Today, then, entering into ordained ministry, you are being “taken up into” service. Today an adventure begins of which you are less the master than you have ever been of anything. Today Christ’s Mystery takes fresh, radical hold of you. “Lead thou me on”. You will find yourself reminded of this often and God help you if you are not. “For what we proclaim is not ourselves, but Jesus Christ as Lord, with ourselves as your servants for Jesus’ sake”. No New Testament writer grasped this more vividly than St Paul himself. None entered more deeply into the mystery of ministry. None highlighted more clearly its paschal character, the twofold experience of weakness and strength, of dying and rising or of wounds and healing that goes with it. Embrace this with a peaceful and patient heart and all will be well. No-one, as he travelled on and around the Mediterranean, was so aware as Paul of the other “strange divine sea” on which the Lord had cast him. There’s a lot of sea around our diocese. In storms and shipwrecks, keep close to 2 Corinthians, to the saints, to your fellow-clergy.

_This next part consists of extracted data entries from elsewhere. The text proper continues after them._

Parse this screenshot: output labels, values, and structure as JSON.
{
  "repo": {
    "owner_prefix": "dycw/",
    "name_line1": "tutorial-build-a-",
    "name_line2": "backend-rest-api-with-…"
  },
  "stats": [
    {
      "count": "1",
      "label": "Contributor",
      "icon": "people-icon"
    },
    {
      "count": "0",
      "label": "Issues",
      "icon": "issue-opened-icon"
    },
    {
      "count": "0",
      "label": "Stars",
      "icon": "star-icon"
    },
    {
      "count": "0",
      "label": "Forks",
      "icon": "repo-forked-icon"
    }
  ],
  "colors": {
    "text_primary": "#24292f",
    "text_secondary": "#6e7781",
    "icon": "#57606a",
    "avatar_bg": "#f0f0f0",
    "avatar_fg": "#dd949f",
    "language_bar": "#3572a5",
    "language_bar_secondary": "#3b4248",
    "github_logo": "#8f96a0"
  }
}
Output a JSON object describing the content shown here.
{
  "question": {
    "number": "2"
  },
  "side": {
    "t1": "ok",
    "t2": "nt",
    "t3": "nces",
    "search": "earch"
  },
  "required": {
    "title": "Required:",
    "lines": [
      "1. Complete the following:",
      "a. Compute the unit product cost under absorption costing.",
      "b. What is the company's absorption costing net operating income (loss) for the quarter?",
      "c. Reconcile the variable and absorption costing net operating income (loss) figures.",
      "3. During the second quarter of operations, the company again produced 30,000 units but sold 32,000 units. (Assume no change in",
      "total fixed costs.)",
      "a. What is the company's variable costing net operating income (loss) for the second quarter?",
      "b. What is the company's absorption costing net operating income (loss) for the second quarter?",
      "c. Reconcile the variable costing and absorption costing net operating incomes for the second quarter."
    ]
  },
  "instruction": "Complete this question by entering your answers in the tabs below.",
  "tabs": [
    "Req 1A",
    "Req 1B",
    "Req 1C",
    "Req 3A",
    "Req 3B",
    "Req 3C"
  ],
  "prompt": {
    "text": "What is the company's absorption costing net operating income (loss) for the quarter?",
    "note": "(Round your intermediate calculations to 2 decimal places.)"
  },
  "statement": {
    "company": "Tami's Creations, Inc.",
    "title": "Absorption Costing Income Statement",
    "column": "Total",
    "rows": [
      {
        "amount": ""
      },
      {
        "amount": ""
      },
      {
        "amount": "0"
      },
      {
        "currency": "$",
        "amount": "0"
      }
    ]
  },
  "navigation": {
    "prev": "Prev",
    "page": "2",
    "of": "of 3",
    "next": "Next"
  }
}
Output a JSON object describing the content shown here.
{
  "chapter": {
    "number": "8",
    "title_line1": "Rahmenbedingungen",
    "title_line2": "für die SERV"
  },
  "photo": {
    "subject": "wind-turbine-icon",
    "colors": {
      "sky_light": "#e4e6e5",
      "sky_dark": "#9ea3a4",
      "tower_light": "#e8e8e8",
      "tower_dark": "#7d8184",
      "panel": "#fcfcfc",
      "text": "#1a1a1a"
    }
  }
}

And so to the Gospel. Thank you for this too. As Catholics, we believe that the books of Scripture, as a whole and in their parts, are divinely inspired and “teach solidly, faithfully and without error that truth which God wanted put into the sacred writings for the sake of our salvation” (Dei Verbum 11). But we recognise too levels and gradations. After all, the Old Testament is ordered to the New, and even there, says Dei Verbum again, “the Gospels have a special pre-eminence”. And among the Gospels, the Liturgy suggests a further pre-eminence, a highest mountain in the range, St John – allotted pride of place in the last weeks of Lent and all of Eastertide. And in John – flying another kite – are not chs. 13 to 17, the Last Discourse and Priestly Prayer, a further summit? And – this has been seriously proposed – are not these verses 9 to 15 of Ch. 15 the topmost pinnacles, the word’s sharpest, sweetest spear-thrust to the human heart?
Sure, deacons are servants, all of us are. But this is something further still: “No longer do I call you servants, for the servant does not know what his master is doing. But I have called you friends, for all that I have heard from my Father I have made known to you.” The Holy Father said the other day that here lies the heart of divine revelation. René, from before you were born the Lord befriended you. He has also given you a gift for friendship; already you’ve plenty in our diocese. Today, he befriends you afresh, he puts this Gospel word of friendship in your mouth for others. Today, he makes you a servant of his friendship. May Jesus’ vast capacity for friendship, that flows from his pierced heart, always overwhelm you: “love to the loveless shown, that they might lovely be”! By God’s grace and in the communion of the Church and the saints, may you “deacon” it to many!
René, all of us here, we know that you will. You certainly will!